Denise Probst-Massin
Denise Probst-Massin | ||||
---|---|---|---|---|
Persoonsgegevens | ||||
Geboren | Brussel, 19 februari 1913 | |||
Overleden | 18 oktober 1980 | |||
Geboorteland | ![]() | |||
Beroep(en) | textielkunstenaar, glazenier | |||
|
Denise Probst-Massin (Brussel, 19 februari 1913 – ?, 18 oktober 1980) was een Belgisch textielkunstenaar en glazenier.[1]
Leven en werk
Denise Massin werd geboren in Brussel,[1] waar ze studeerde aan de Koninklijke Academie voor Schone Kunsten van Brussel.[2] In 1936 trouwde ze met de Luxemburgse kunstenaar Émile Probst (1913-2004). Ze woonden begin jaren 50 in Saarbrücken en hadden een eigen atelier in glasramen en wandtapijten in Brussel.
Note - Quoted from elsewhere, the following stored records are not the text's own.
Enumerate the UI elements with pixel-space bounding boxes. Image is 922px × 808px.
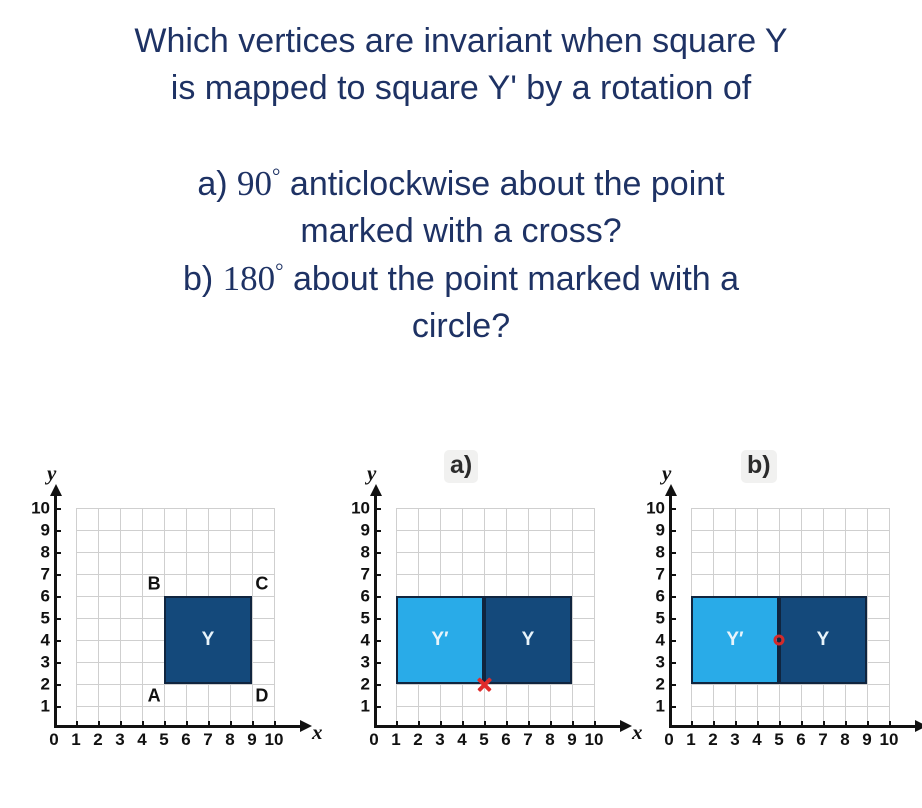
x-tick: 9	[252, 721, 254, 728]
x-axis-line	[669, 725, 917, 728]
y-tick: 7	[54, 574, 61, 576]
y-tick: 10	[374, 508, 381, 510]
x-tick: 8	[230, 721, 232, 728]
y-tick-label: 6	[361, 588, 370, 605]
shape-label-y: Y	[202, 629, 215, 651]
y-tick-label: 9	[361, 522, 370, 539]
y-axis-label: y	[47, 461, 56, 486]
y-tick: 3	[374, 662, 381, 664]
graph-panel-original: YABCDyx12345678910012345678910	[2, 490, 307, 800]
x-tick-label: 2	[413, 731, 422, 748]
part-a-angle: 90°	[237, 164, 280, 203]
y-tick-label: 2	[361, 676, 370, 693]
part-b-text: about the point marked with a	[293, 260, 739, 298]
x-tick: 10	[889, 721, 891, 728]
y-tick-label: 3	[41, 654, 50, 671]
y-tick: 5	[54, 618, 61, 620]
y-tick: 3	[54, 662, 61, 664]
y-tick: 9	[54, 530, 61, 532]
circle-marker-icon	[774, 635, 785, 646]
x-axis-line	[54, 725, 302, 728]
x-tick: 9	[572, 721, 574, 728]
y-tick: 8	[54, 552, 61, 554]
x-tick-label: 10	[880, 731, 899, 748]
x-tick: 1	[396, 721, 398, 728]
x-tick-label: 9	[862, 731, 871, 748]
x-tick-label: 0	[49, 731, 58, 748]
x-tick: 5	[779, 721, 781, 728]
y-tick: 10	[54, 508, 61, 510]
x-tick-label: 6	[501, 731, 510, 748]
y-tick-label: 1	[41, 698, 50, 715]
x-tick-label: 1	[71, 731, 80, 748]
y-tick-label: 3	[656, 654, 665, 671]
question-spacer	[0, 112, 922, 160]
coordinate-plot: Y′Yyx12345678910012345678910	[669, 508, 889, 728]
y-tick: 1	[669, 706, 676, 708]
y-tick: 6	[374, 596, 381, 598]
x-tick-label: 0	[664, 731, 673, 748]
x-tick: 0	[669, 721, 671, 728]
x-tick-label: 2	[708, 731, 717, 748]
shape-label-y: Y	[522, 629, 535, 651]
x-tick-label: 6	[796, 731, 805, 748]
x-tick-label: 10	[265, 731, 284, 748]
y-tick: 1	[54, 706, 61, 708]
x-tick-label: 10	[585, 731, 604, 748]
x-tick-label: 9	[247, 731, 256, 748]
question-part-a-line-1: a) 90° anticlockwise about the point	[0, 160, 922, 208]
x-tick: 3	[120, 721, 122, 728]
y-tick-label: 8	[41, 544, 50, 561]
y-tick: 8	[374, 552, 381, 554]
y-tick-label: 6	[41, 588, 50, 605]
x-tick: 7	[208, 721, 210, 728]
vertex-label-b: B	[148, 573, 161, 594]
x-tick: 0	[54, 721, 56, 728]
y-tick-label: 1	[656, 698, 665, 715]
x-tick: 8	[550, 721, 552, 728]
part-label-b: b)	[741, 450, 777, 483]
y-tick: 3	[669, 662, 676, 664]
x-tick-label: 8	[225, 731, 234, 748]
y-tick-label: 8	[361, 544, 370, 561]
x-tick: 1	[76, 721, 78, 728]
x-tick-label: 3	[435, 731, 444, 748]
question-line-2: is mapped to square Y' by a rotation of	[0, 65, 922, 112]
y-tick: 9	[669, 530, 676, 532]
y-tick-label: 10	[351, 500, 370, 517]
x-tick: 6	[801, 721, 803, 728]
x-tick-label: 9	[567, 731, 576, 748]
y-tick-label: 10	[31, 500, 50, 517]
x-tick-label: 0	[369, 731, 378, 748]
y-axis-label: y	[367, 461, 376, 486]
y-tick-label: 10	[646, 500, 665, 517]
y-tick: 6	[669, 596, 676, 598]
part-b-prefix: b)	[183, 260, 213, 298]
vertex-label-d: D	[255, 686, 268, 707]
y-tick-label: 1	[361, 698, 370, 715]
y-tick-label: 7	[656, 566, 665, 583]
part-label-a: a)	[444, 450, 478, 483]
cross-marker-icon	[476, 676, 493, 693]
y-tick: 8	[669, 552, 676, 554]
y-tick-label: 4	[656, 632, 665, 649]
y-tick-label: 7	[361, 566, 370, 583]
part-a-prefix: a)	[197, 165, 227, 203]
x-tick-label: 4	[752, 731, 761, 748]
x-axis-label: x	[312, 720, 323, 745]
y-tick-label: 2	[41, 676, 50, 693]
x-tick: 3	[440, 721, 442, 728]
y-tick: 2	[54, 684, 61, 686]
x-tick: 0	[374, 721, 376, 728]
x-tick-label: 7	[203, 731, 212, 748]
y-tick: 7	[669, 574, 676, 576]
part-a-text: anticlockwise about the point	[290, 165, 725, 203]
x-tick: 6	[186, 721, 188, 728]
x-tick: 4	[142, 721, 144, 728]
x-tick-label: 5	[479, 731, 488, 748]
y-tick: 4	[374, 640, 381, 642]
y-tick: 4	[669, 640, 676, 642]
y-tick-label: 6	[656, 588, 665, 605]
x-tick-label: 5	[774, 731, 783, 748]
y-axis-label: y	[662, 461, 671, 486]
x-tick-label: 5	[159, 731, 168, 748]
x-tick-label: 6	[181, 731, 190, 748]
x-tick: 5	[484, 721, 486, 728]
x-tick-label: 8	[545, 731, 554, 748]
x-tick: 3	[735, 721, 737, 728]
x-tick: 9	[867, 721, 869, 728]
x-tick-label: 8	[840, 731, 849, 748]
x-tick: 2	[418, 721, 420, 728]
x-tick: 1	[691, 721, 693, 728]
vertex-label-c: C	[255, 573, 268, 594]
x-tick-label: 4	[457, 731, 466, 748]
question-line-1: Which vertices are invariant when square…	[0, 18, 922, 65]
y-tick: 5	[669, 618, 676, 620]
y-tick-label: 5	[41, 610, 50, 627]
x-tick: 2	[98, 721, 100, 728]
x-tick: 5	[164, 721, 166, 728]
x-tick-label: 1	[391, 731, 400, 748]
shape-label-y-prime: Y′	[726, 629, 743, 651]
coordinate-plot: Y′Yyx12345678910012345678910	[374, 508, 594, 728]
y-tick-label: 8	[656, 544, 665, 561]
y-tick-label: 9	[41, 522, 50, 539]
x-tick: 7	[823, 721, 825, 728]
y-tick: 9	[374, 530, 381, 532]
x-tick-label: 3	[115, 731, 124, 748]
y-tick-label: 4	[41, 632, 50, 649]
question-part-b-line-1: b) 180° about the point marked with a	[0, 255, 922, 303]
x-tick-label: 4	[137, 731, 146, 748]
y-tick: 2	[374, 684, 381, 686]
shape-label-y: Y	[817, 629, 830, 651]
question-part-a-line-2: marked with a cross?	[0, 208, 922, 255]
x-axis-arrow-icon	[915, 720, 922, 732]
x-axis-line	[374, 725, 622, 728]
y-tick-label: 9	[656, 522, 665, 539]
y-tick-label: 2	[656, 676, 665, 693]
x-tick-label: 7	[818, 731, 827, 748]
x-tick: 4	[757, 721, 759, 728]
y-tick: 5	[374, 618, 381, 620]
y-tick: 6	[54, 596, 61, 598]
y-tick-label: 3	[361, 654, 370, 671]
x-tick: 8	[845, 721, 847, 728]
x-tick: 2	[713, 721, 715, 728]
x-tick-label: 2	[93, 731, 102, 748]
y-tick-label: 7	[41, 566, 50, 583]
y-tick-label: 5	[656, 610, 665, 627]
x-tick: 7	[528, 721, 530, 728]
question-block: Which vertices are invariant when square…	[0, 18, 922, 350]
x-tick: 10	[594, 721, 596, 728]
x-tick: 10	[274, 721, 276, 728]
y-tick: 4	[54, 640, 61, 642]
x-tick: 4	[462, 721, 464, 728]
y-tick-label: 5	[361, 610, 370, 627]
y-tick: 2	[669, 684, 676, 686]
graph-panel-a: Y′Yyx12345678910012345678910	[322, 490, 627, 800]
x-tick-label: 1	[686, 731, 695, 748]
y-tick-label: 4	[361, 632, 370, 649]
y-tick: 7	[374, 574, 381, 576]
part-b-angle: 180°	[223, 259, 284, 298]
x-tick-label: 7	[523, 731, 532, 748]
x-tick: 6	[506, 721, 508, 728]
question-part-b-line-2: circle?	[0, 303, 922, 350]
graph-panel-b: Y′Yyx12345678910012345678910	[617, 490, 922, 800]
coordinate-plot: YABCDyx12345678910012345678910	[54, 508, 274, 728]
vertex-label-a: A	[148, 686, 161, 707]
x-axis-arrow-icon	[300, 720, 312, 732]
shape-label-y-prime: Y′	[431, 629, 448, 651]
x-tick-label: 3	[730, 731, 739, 748]
y-tick: 1	[374, 706, 381, 708]
y-tick: 10	[669, 508, 676, 510]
Probst-Massin maakte geweven en geknoopte (wand)tapijten en 'schilderijen' van verschillende stoffen. Samen met haar man ontwierp ze glas-in-loodramen die werden geplaatst in België, Duitsland en Luxemburg. Een voorbeeld van een gezamenlijk werk van Émile en Denise Probst is een ontwerp voor een wandtapijt van Onze-Lieve-Vrouw van Troost voor de kapel van Glacis onder Limpertsberg, een van de stadsdelen van Luxemburg.[3] Het is rechtsonder gesigneerd E+D Probst, ze gebruikten ook wel het monogram EPD (met een verlengde P). Het werk van Denise Probst werd een aantal keren samen met dat van haar schoonzus, de keramiste Colette Probst-Wurth, getoond, onder meer tijdens de Women's International Exposition in New York (1950), in Galerie La Cité (1977)[4] en -postuum- in Galerie Simoncini in Luxemburg-Stad (1984).
Denise Probst-Massin overleed op 67-jarige leeftijd.[5] Haar man maakte een herdenkingsraam, dat werd geplaatst in de kerk van Longsdorf.
Enkele werken
- 1950 wandtapijt Renaissant de mes cendres.[6]
- 1966 ontwerp wandtapijt (4x3 meter) van Onze-Lieve-Vrouw van Troost voor de kapel van Glacis, samen met haar man. Uitgevoerd door de firma De Wit.
- glas-in-loodramen voor de Sint-Pauluskerk (ca. 1953) in Heidstok (Völklingen, Duitsland), de Kirche Herz Mariä (1956) in Dorf im Wandt (Großrosseln, Duitsland), de Sainte-Vierge-Marie (1956) in Capellen (Luxemburg), de Martin-Luther-Kirche (1957) in Webenheim (Blieskastel, Duitsland) en voor de Église de la Nativité de la Bienheureuse-Vierge-Marie (1960) in Schlindermanderscheid (Luxemburg), in samenwerking met haar man.[7]